Dalla quarta giornata dei Mondiali di Hangzhou l'Italnuoto riesce a portare a casa altre due medaglie. Con Marco Orsi, d'argento nella gara pazza dei 100 misti, e con i ragazzi della 4x50 stile, saliti sul terzo gradino del podio. E ora nel medagliere l'Italia sale a 5 podi (2 argenti e 3 bronzi), due metalli in meno dell'ultima edizione, quando ancora mancano due giornate al termine.

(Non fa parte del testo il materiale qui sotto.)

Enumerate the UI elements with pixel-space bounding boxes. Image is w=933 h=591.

Dopo il secondo posto del giorno prima di Simona Quadarella, ci ha pensato il genuino e sempre sorridente Orsi a regalare un altro argento ai colori italiani, per giunta abbassando il record italiano. Per il Bomber di Budrio, piccolo paesino nel bolognese, a cui gli amici hanno affibbiato affettuosamente il soprannome di Bomber perché a quanto pare non è bravo a giocare a pallone, è la medaglia della tenacia e dell'ostinazione, dopo due anni tribolati a causa di un virus maledetto. Come Gabriele Detti, bronzo martedì scorso nella gara inaugurale dei 400 stile al rientro dopo il problema alla spalla, anche Orsi, infatti, è stato costretto più volte a saltare un grande appuntamento, proprio all'apice della carriera, lui che nel 2014 ai Mondiali in corta di Doha aveva già vinto un argento mondiale pesante, quello nei 50 stile. Ma ieri Marco, che ha due sorelle gemelle e da buon bolognese adora i tortellini ma la vita da atleta non gli permette peccati di gola, si è preso la rivincita in un'altra distanza, quella dei cento misti, gara che non lascia un attimo di respiro. Anche perché si nuotano tutte e quattro le specialità del nuoto ogni venticinque metri e per questo motivo si disputa solo nella vasca corta.

Come soltanto in vasca corta si nuota la 4x50 stile, eppure l'Italia sale sul podio iridato grazie a un quartetto giovanissimo (composto dal campione europeo dei 100 stile di Glasgow Alessandro Miressi, 20enne torinese, sul podio assieme ad Andrea Vergani, milanese di 21 anni, a Lorenzo Zazzeri, 24enne fiorentino e all'italocanadese Santo Condorelli, 23 anni e di stanza a Roma). Una staffetta sull'asse Milano-Torino-Firenze-Roma lanciata e così promettente anche in ottica Olimpiade di Tokyo e non soltanto perché l'ultimo di questi, ovvero Condorelli, nel Sol Levante ci è nato, e di preciso nella storica Hiroshima.

Nelle altre finali di giornata, Sabbioni è sesto nei 50 dorso, 7ª la Musso nei 400 stile dove la campionessa europea in carica Simona Quadarella è rimasta fuori. Oggi occhi puntati su Ilaria Cusinato nei 200 misti, la Carraro nella finale dei 100 rana e la 4x200 stile con Pellegrini e Quadarella.